Peki, asgari ücretle geçinen milyonların normal beslenmeye bile gücü yetmezken, fiyatların ikiye katlandığı organik beslenmenin bu kadar gündemde olması neden kimseyi rahatsız etmiyor? Maalesef, gerek Türkiye özelinde gerek Dünya genelinde organik beslenme bir lüks olmaktan ileri gidemiyor.

Kapitalizmin, sistemle sorunu olanları, yaşadığımız dünyaya uyum sağlayamayanları (yani bir şekilde yoldan çıkanları) ne yapıp edip yine sistemin içine sokmak gibi bir özelliği var. Genellikle de bunu kalabalıklara farklı korkular pompalayarak yapıyor. Böylece bir şekilde farklı olduklarını zanneden ve bunu hayat felsefeleri ilan eden insanlarda kontrol altında tutuluyor. Aslında kapalı kominler oluşturarak kendimize yeni yaşamlar kurarken, dünyanın gerçeklerine sırtımızı dönerek kapitalizmin tuzağına düşüyoruz. Amacım organik beslenmek isteyenleri eleştirmek değil; sadece insanlığın yeni afyonlara ihtiyacı olmadığını söylemek istiyorum.
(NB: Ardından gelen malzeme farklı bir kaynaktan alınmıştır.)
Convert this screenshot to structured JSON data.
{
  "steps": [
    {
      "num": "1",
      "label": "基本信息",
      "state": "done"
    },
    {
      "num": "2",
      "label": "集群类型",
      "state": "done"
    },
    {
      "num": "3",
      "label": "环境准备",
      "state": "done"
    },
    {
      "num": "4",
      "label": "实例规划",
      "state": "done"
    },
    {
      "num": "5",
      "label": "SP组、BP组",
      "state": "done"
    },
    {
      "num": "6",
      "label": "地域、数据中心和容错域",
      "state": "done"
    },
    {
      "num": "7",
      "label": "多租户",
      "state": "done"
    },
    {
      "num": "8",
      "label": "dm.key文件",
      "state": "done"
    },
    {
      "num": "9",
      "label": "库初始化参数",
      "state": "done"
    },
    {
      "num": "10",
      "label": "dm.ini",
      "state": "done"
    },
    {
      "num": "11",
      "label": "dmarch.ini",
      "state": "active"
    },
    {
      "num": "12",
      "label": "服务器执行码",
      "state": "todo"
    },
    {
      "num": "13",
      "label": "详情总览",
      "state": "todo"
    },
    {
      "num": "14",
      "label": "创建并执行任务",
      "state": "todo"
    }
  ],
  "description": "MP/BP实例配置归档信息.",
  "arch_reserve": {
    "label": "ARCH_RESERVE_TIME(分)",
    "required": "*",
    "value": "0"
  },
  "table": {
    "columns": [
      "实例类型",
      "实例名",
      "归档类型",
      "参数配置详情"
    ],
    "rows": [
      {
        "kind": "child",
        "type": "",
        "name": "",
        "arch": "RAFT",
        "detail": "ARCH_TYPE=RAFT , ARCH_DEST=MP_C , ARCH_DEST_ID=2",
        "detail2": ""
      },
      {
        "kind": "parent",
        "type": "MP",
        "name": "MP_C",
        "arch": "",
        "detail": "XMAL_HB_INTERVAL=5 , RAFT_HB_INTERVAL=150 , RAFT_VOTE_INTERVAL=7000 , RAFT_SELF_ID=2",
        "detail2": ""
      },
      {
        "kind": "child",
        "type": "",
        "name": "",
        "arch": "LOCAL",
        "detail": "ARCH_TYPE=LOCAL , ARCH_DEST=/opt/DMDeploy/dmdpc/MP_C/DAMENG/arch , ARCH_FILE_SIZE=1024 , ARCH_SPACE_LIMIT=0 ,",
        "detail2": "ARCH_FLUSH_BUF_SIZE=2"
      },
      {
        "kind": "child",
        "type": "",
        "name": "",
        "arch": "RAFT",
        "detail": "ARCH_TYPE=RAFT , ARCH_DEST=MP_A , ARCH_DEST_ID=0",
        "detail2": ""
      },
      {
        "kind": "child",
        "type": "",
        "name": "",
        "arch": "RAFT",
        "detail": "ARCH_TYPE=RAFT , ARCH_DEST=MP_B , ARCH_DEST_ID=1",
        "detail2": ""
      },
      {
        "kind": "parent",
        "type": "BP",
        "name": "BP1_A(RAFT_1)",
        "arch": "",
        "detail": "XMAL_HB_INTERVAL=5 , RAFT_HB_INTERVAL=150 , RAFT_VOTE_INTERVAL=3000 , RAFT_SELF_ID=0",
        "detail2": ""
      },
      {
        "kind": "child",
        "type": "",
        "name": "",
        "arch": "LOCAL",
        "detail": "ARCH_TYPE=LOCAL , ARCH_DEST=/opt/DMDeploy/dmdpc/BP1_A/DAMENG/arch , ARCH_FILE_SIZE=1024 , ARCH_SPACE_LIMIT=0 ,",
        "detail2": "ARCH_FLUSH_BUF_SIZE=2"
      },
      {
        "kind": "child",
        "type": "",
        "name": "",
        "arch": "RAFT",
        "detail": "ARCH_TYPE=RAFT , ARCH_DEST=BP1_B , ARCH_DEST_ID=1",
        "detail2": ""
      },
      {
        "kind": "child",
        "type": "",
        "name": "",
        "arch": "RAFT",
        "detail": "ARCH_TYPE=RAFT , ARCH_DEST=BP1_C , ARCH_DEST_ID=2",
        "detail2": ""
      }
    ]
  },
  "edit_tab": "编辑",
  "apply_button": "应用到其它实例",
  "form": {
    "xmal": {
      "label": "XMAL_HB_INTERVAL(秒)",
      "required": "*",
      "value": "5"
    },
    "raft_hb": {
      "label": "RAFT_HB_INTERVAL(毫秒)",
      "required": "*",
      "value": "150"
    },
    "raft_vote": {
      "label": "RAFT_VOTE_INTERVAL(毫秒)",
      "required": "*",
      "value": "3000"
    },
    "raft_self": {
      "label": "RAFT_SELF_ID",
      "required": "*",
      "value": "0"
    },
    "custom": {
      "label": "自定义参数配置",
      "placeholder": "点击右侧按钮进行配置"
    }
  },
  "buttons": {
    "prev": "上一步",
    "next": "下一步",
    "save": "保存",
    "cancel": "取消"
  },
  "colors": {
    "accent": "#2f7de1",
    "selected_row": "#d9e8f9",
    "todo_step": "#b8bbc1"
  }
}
Kabul etmeliyiz ki, bireysel olarak kişilerin kurtuluşu insanlık için hiçbir şey ifade etmiyor. Artık ciddi bir karar vermemiz gerekiyor. “Her koyun kendi bacağından asılır,” diyerek kendi çok sağlıklı ve çok organik hayatlarımızda mı saklanacağız yoksa sağlıklı yaşamın herkesin hakkı olduğu bir dünya için mi mücadele edeceğiz?